Their grandfather, Sir John Edward Dineley, a gentleman of some fortune, had, following the death of his eldest grandson in a duel, appointed elder brother John as his heir. Brought up among merchant seamen, John Goodere was, by all accounts, a rough and uncouth man of very little education, but, at his grandfather's insistence, he quit his life at sea to prepare for his inheritance.
Younger brother Samuel had also plumped for a life at sea and, in 1705, had joined His Majesty's navy. When Sir John Edward Dineley died the brothers quarrelled over the portion each should receive from the estate. Meanwhile, John Goodere, now Sir John, had succeeded to a maternal estate in Worcestershire and become a very wealthy man by marrying a Bristol heiress who presented him with a mansion at Stapleton and another in the country, at Tockington, near Thornbury. Samuel felt that, given his brother's considerable wealth, he had not received enough from their grandfather's estate - even though he was a younger, second son.
His elder brother, now the baronet, then upset Samuel even more by saying that he would leave his wealth to two distant cousins, John and Samuel Foote, rather than him. The resulting bad feeling, if not downright hatred, between the brothers dragged on for some time until the night - January 13, 1741 - when Samuel planned to abduct and then murder Sir John. By this time, Samuel had gone up in the world somewhat, being appointed Captain of HMS Ruby, moored down at the mouth of the river Avon, off Portishead, at the Kingroad. Having hatched a secret plot to do away with his older brother, he then persuaded Jarritt Smith, a Bristol solicitor, to include him in a dinner being given for Sir John at a house in College Green. It was, according to the lawyer, supposed to be a kind of reconciliation.
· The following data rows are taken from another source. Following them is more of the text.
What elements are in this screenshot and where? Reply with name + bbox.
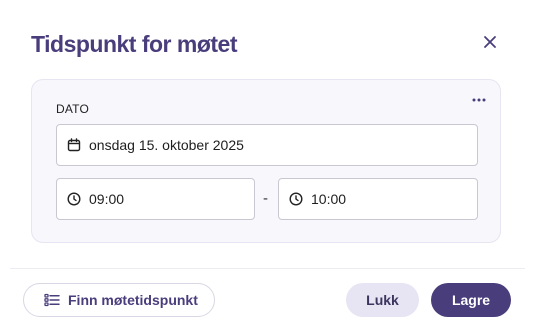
list-settings-icon xyxy=(44,293,60,307)
find-meeting-time-label: Finn møtetidspunkt xyxy=(68,292,198,308)
date-field[interactable]: onsdag 15. oktober 2025 xyxy=(56,124,478,166)
save-button[interactable]: Lagre xyxy=(431,283,511,317)
close-dialog-button[interactable]: Lukk xyxy=(346,283,419,317)
date-time-card: DATO onsdag 15. oktober 2025 09:00 - 10:… xyxy=(31,79,501,243)
start-time-field[interactable]: 09:00 xyxy=(56,178,255,220)
close-button[interactable] xyxy=(478,30,502,54)
find-meeting-time-button[interactable]: Finn møtetidspunkt xyxy=(23,283,215,317)
close-icon xyxy=(484,36,496,48)
footer-divider xyxy=(10,268,525,269)
date-value: onsdag 15. oktober 2025 xyxy=(89,137,244,153)
start-time-value: 09:00 xyxy=(89,191,125,207)
end-time-value: 10:00 xyxy=(311,191,347,207)
clock-icon xyxy=(67,192,81,206)
time-separator: - xyxy=(263,190,268,207)
more-options-button[interactable] xyxy=(467,88,491,112)
clock-icon xyxy=(289,192,303,206)
dialog-title: Tidspunkt for møtet xyxy=(31,31,238,57)
end-time-field[interactable]: 10:00 xyxy=(278,178,478,220)
more-horizontal-icon xyxy=(472,98,486,102)
calendar-icon xyxy=(67,138,81,152)
meeting-time-dialog: Tidspunkt for møtet DATO onsdag 15. okto… xyxy=(0,0,535,336)
date-label: DATO xyxy=(56,102,90,116)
But Sir John, arriving with a well-mounted and armed servant, refused to see his brother for another week and, after conducting some business with Jarritt, went home. So Captain Samuel - who had collected together a number of his sailors from the Ruby plus some other ruffians from a privateer with the intention of abducting Sir John - was forced to bide his time. But the following Sunday, the time of the new appointment, he was ready and, placing his little gang of 16 sailors in an upstairs room at the White Hart, a nearby inn, he at last went to meet his brother. After a kiss, much amicable conversation and a toast to 'love and friendship', the two men left the solicitor's house, Samuel meeting up with his men from the alehouse and Sir John walking down to the quayside. It was then that Mahoney, the leader of the Captain's gang, struck, partly carrying and partly dragging the unfortunate baronet to the Ruby's barge, which was moored at the Mardyke.
Timid onlookers, used to the brutal ways of the press gangs, were told that he was a murderer about to be tried on board the ship. Once on board HMS Ruby Samuel told his fellow officers, who seemed somewhat suspicious at this turn of events, that his prisoner was insane and had to be kept locked up and guarded, below decks. Between 2am and 3am a very drunken Charles White, another crewman, entered Sir John's cabin with the intentions of strangling him with a rope at the same time as stuffing his mouth with a handkerchief to stop him shouting out and awakening others.
The foul deed finally done - not without some commotion - Samuel locked the cabin door and took the two murderers back to his cabin where Mahoney gave him Sir John's gold watch, receiving the Captain's silver one in return. What exactly Samuel's plans were now, and what he intended to do with his brother's body, we'll probably never know because the ship's cooper, who claimed to have witnessed the murder through chinks in a partition, alerted the carpenter who broke down the cabin door. The evidence of murder was plain for all to see and, when the ship's officers proved too timid to do anything about it, the brave cooper, backed up by 10 of the crew, arrested Captain Goodere himself.
Mahoney and White, soon apprehended by four honest sailors in a Bristol alehouse, made voluntary confessions, each blaming the other for the actual murder - but Captain Goodere boldly denied his guilt, alleging that his brother was insane and that, anyway, being heir to the family estates, it would have been folly for him to risk losing some £40,000. Now becoming legally - since the death of his brother - Sir Samuel Goodere, he insisted on walking to Bristol's Newgate gaol dressed in the sort of long red cloak only worn by the aristocracy. He also appealed to the Crown, as did his wife and daughter. Fearing that a hired gang of colliers, or other thugs, might try to 'spring' him from Newgate the authorities had a new, strong door, plated with iron, set up and watched over by a guard.
The odds stacked against him, Goodere at last made a 'confession' of guilt, while fellow conspirators Mahoney and White stated that they had both been almost 'insensible with liquor' before they had consented to commit the murder. It did them no good - on April 15, 1741 all three were executed. Mahoney's body was gibbeted and then left to rot on Dumball, an island just off Avonmouth, close to the scene of the murder on the Ruby.
The Gibbet Pole on Dumball Island - situated where the river Avon meets the Severn - was where criminals' bodies were left to hang, and then rot. Its presence was intended to strike fear into any lawless seamen sailing up into Bristol docks. It survived from about this time for another 120 years and was still marked on a map of 1879.